Spork you beat me to it

I was going to say we better chop down our rainforests because all those tall trees are disrupting the wind patterns!

I'm interested in the energy return per windmill for those typical 3 blade ones when there is only average wind.

Also, with regard to the 3 blade windmills, does anyone else reckon they're extremely inefficient? I mean you have all that space between the blades where wind is passing and in my opinion that is wasted power. Look at most other windmill designs, they have dozens of blades and looking at the front you can't see through them from the number of blades. Sorta like a jet engine.

Why then do they use only 3 blade windmills when more blades would generate more power or am I missing something?

Why do piston engine aeroplaces only have 2 or 3 blades and not 20 or 30?

To use more baleds, you need a much larger hub to put all those blades in. If you increase the hub size, you reduce the blade length.

If you increase the hub size and want to keep the blade length the same, so have a few problems.

1. You probably have to make the tower taller so the blades clear the ground.

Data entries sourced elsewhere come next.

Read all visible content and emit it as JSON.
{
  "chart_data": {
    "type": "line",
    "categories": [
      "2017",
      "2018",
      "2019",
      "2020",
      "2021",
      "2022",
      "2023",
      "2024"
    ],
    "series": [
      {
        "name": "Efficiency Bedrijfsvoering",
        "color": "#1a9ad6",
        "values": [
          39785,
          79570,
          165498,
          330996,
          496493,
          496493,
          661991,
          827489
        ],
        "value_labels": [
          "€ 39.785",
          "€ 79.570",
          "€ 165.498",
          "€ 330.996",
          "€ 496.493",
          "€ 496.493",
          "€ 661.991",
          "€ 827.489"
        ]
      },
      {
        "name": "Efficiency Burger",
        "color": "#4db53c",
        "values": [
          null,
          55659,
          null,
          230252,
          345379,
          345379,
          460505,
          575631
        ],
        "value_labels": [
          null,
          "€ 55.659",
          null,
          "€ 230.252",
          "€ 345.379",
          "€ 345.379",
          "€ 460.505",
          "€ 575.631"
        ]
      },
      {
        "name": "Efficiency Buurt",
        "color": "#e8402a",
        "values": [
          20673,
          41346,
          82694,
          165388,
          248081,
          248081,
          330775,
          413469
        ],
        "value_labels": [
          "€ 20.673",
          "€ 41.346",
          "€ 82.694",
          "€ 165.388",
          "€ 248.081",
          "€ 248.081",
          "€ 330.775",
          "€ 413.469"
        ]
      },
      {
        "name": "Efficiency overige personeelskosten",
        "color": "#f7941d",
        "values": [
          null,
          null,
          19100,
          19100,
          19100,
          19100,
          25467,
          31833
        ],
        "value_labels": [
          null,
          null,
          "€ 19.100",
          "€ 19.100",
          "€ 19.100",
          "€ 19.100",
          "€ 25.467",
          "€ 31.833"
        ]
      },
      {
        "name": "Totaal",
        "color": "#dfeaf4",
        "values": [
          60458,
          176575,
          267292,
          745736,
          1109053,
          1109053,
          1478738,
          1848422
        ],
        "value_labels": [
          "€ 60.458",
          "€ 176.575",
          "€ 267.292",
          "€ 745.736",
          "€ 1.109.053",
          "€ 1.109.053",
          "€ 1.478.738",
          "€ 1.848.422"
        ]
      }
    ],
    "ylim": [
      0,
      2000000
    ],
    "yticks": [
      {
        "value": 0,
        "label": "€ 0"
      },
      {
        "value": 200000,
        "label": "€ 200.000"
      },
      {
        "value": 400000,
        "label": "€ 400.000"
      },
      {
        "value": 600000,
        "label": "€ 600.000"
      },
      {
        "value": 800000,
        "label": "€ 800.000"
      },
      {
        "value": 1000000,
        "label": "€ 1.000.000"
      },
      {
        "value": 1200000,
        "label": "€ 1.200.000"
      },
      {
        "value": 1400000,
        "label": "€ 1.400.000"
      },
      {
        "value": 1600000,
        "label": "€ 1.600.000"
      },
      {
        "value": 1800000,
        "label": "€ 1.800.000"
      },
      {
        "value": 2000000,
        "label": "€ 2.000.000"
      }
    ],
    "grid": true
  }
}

2. You're limited to the length of blade you use as you have to keep the tip speed below the speed of sound. Increase the blade length too much and in high wind conditions, your blade tips may exceed the speed of sound and become extremely inefficient.

3. More blades = more weight = more strength needed in the tower = higher production cost. If the wind machines cost 3 times as much to produce by using more blades, byt you only get a twice as much electricity, it takes much longer for the wind machine to pay for itself.